Moving forward, the consortium researchers hope to double the sample size of the ExAC cohort. They plan to release a new call set that will have over 120,000 exomes in it, MacArthur told GenomeWeb. This 60,000-person cohort has made "a huge difference in our ability to filter variants in particular diseases but it's not enough and … it's not diverse enough," he said. "We do have many populations represented but we are also missing huge swathes of human genetic variation and that means that there are still genetic variants that pop up in our rare disease patients that we still can't make sense of because we don't have those sample sizes yet."
For example, although the ExAC data is a more ethnically diverse pool than both the 1000 Genomes and ESP efforts, Middle Eastern and African populations are underrepresented in the dataset, according to the paper. Furthermore, "although we have attempted to exclude severe pediatric diseases, the inclusion of both cases and controls for several polygenic disorders means that ExAC certainly contains disease-associated variants," the researchers wrote.
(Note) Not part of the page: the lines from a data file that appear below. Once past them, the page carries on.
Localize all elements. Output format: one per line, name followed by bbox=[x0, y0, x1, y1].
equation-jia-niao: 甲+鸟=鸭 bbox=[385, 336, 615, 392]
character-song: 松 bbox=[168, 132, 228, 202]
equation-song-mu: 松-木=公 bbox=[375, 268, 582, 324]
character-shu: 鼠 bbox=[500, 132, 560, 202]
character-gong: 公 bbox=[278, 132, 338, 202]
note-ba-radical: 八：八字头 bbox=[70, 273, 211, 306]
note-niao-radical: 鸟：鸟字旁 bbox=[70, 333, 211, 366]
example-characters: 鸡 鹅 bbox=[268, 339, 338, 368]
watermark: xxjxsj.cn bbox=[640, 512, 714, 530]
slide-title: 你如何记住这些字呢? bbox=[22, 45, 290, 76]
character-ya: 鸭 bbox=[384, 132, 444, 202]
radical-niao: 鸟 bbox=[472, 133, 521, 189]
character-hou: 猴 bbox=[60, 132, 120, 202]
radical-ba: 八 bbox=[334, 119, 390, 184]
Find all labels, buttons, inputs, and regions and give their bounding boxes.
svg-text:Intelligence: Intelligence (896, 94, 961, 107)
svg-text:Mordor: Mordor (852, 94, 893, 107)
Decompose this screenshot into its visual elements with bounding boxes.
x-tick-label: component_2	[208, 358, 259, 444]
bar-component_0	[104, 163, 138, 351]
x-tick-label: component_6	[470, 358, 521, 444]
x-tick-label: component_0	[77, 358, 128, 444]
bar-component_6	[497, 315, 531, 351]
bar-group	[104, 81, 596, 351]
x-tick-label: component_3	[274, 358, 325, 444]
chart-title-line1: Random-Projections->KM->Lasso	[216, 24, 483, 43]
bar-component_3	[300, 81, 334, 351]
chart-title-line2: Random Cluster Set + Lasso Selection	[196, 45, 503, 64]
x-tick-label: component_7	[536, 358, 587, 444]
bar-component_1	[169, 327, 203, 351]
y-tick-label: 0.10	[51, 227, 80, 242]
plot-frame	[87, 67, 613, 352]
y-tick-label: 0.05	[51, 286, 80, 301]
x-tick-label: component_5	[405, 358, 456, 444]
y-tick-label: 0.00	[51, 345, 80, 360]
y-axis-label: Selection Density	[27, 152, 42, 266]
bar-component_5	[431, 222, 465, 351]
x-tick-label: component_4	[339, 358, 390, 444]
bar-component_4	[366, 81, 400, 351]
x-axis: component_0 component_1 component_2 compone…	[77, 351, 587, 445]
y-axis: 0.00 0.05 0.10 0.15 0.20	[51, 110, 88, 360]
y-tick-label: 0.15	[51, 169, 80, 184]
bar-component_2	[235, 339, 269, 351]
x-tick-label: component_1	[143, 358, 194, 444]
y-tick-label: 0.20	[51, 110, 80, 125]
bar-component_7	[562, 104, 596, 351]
Moreover, most of the ExAC samples do not have detailed phenotype data associated with them which is crucial for understanding the biological and clinical context of these variants, the researchers wrote.
Also, with 60,000 samples, "we can look at loss-of-function intolerance for most of the genes in the human genome," MacArthur said. That's true for about two-thirds of genes but the remaining third of the genes are too small, he explained, so "we would need larger sample sizes to actually make any kind of statistical assessment."
The consortium members also plan to provide the results of their analysis of variant distribution in non-coding regions as well, MacArthur said. That project will aggregate and analyze data from over 15,000 whole genomes. They will also release the data from the genomes. "That will be [a] first look at very big frequency variation within non-coding regions as well as protein-coding regions," he said.
Also, consortium members will soon begin running pilot projects focused on connecting clinical and genetic data. "As part of building a resource for genomic medicine, [we] need to find those individuals that carry a particular variant in these large datasets and recall them to figure out what type of phenotypes they actually carry," he said. "That linkage between the genetic data and the clinical data is something that because of the way that ExAC was built … [is] very difficult to do." Moreover, as large-scale projects like the US Precision Medicine Initiative begin to move forward, "we'll start to see a lot more projects in that general space of pulling together both genetic and clinical data from large sets of individuals," he added.